Kristin Peterson's conflicted feelings of apprehension and dedication are familiar to many Americans volunteers working in Kenya and throughout the world.
Phil Robinson teaches AIDS prevention in the town of Machakos near the capital city of Nairobi. He says that even under normal circumstances Peace Corps volunteers experience a heightened sense of awareness.
"You're exposed to, it seems like, stronger winds and brighter clouds, and stinkier garbage, and just everything," he said. "Everything seems to be more extreme."
While working at the local level offers volunteers a measure of security, there are limitations.
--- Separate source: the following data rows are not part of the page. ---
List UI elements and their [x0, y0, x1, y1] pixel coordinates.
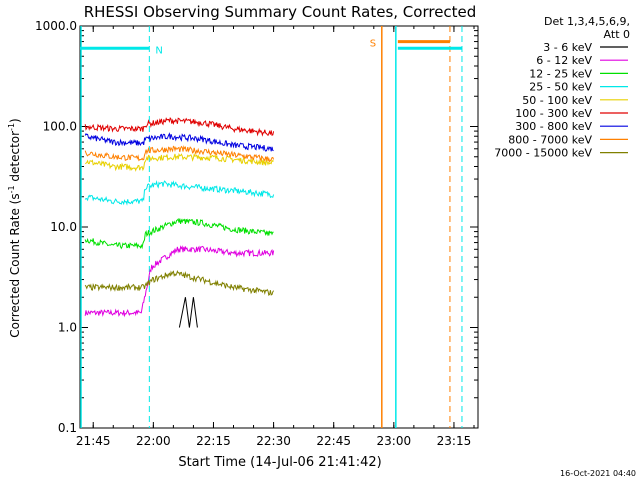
- legend-label: 3 - 6 keV: [543, 41, 592, 54]
- y-tick-label: 1.0: [58, 321, 77, 335]
- y-axis-label-mid: detector: [8, 131, 22, 186]
- y-tick-label: 100.0: [43, 120, 77, 134]
- series-line: [84, 179, 275, 206]
- series-line: [178, 297, 198, 328]
- y-tick-label: 0.1: [58, 421, 77, 435]
- x-tick-label: 21:45: [76, 434, 111, 448]
- legend-label: 50 - 100 keV: [522, 94, 592, 107]
- y-tick-label: 1000.0: [35, 19, 77, 33]
- x-axis: 21:45 22:00 22:15 22:30 22:45 23:00 23:15: [76, 26, 475, 448]
- pointing-annotations: NS: [80, 26, 463, 428]
- chart-title: RHESSI Observing Summary Count Rates, Co…: [84, 3, 477, 21]
- legend-label: 25 - 50 keV: [529, 81, 592, 94]
- legend-label: 100 - 300 keV: [515, 107, 592, 120]
- x-tick-label: 22:45: [316, 434, 351, 448]
- timestamp: 16-Oct-2021 04:40: [560, 469, 636, 478]
- legend-label: 300 - 800 keV: [515, 120, 592, 133]
- y-tick-label: 10.0: [50, 220, 77, 234]
- y-axis-label-end: ): [8, 118, 22, 123]
- legend-header-2: Att 0: [604, 28, 630, 41]
- series-line: [84, 152, 274, 172]
- x-tick-label: 23:00: [377, 434, 412, 448]
- annotation-label: N: [155, 45, 162, 56]
- legend-header-1: Det 1,3,4,5,6,9,: [544, 15, 630, 28]
- series-line: [84, 116, 275, 137]
- y-axis-label-sup2: -1: [7, 123, 16, 131]
- x-axis-label: Start Time (14-Jul-06 21:41:42): [178, 455, 381, 470]
- x-tick-label: 22:15: [196, 434, 231, 448]
- x-tick-label: 23:15: [437, 434, 472, 448]
- series-line: [84, 269, 275, 296]
- y-axis-label-main: Corrected Count Rate (s: [8, 193, 22, 337]
- y-axis-label-sup1: -1: [7, 185, 16, 193]
- series-line: [84, 245, 275, 318]
- annotation-label: S: [370, 39, 376, 50]
- x-tick-label: 22:00: [136, 434, 171, 448]
- legend-label: 12 - 25 keV: [529, 67, 592, 80]
- series-line: [84, 145, 275, 163]
- series-line: [84, 132, 274, 152]
- legend-label: 800 - 7000 keV: [508, 133, 592, 146]
- x-tick-label: 22:30: [256, 434, 291, 448]
- legend-label: 7000 - 15000 keV: [494, 147, 592, 160]
- series-line: [84, 217, 274, 250]
- series-group: [84, 116, 275, 328]
- legend-label: 6 - 12 keV: [536, 54, 592, 67]
- y-axis-label: Corrected Count Rate (s-1 detector-1): [7, 118, 22, 337]
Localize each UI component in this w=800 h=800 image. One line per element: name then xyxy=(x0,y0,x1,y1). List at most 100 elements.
Scott Zmrhal, who lives near Kristin and teaches computer classes, says despite his best efforts to fit into the culture, he will never be completely accepted.
"I mean, I can speak the local language, I can walk around, and I can know the 'mommas' at the shops," Scott said. "But there is nothing I can do to change my skin color."
But Kristin Peterson has found comfort and security within the local community she serves. She translates for a local. "He wants me to explain to you that he's already decided: I'm going to be his wife and he'll be taking me."
And according to co-worker Ruth Tiampiati, she is changing some hearts and minds as well. "She cares about people in Africa. I'd say that Americans are not as selfish as sometimes is portrayed," Ms. Tiampiati said.
"At some point there was a line that I crossed and it is no longer 'these people,'" Kristen said. "I stay here because I want to help 'us',"
For volunteers like Kristin Peterson, finding common ground is the best defense against terror and the only way to build a better world.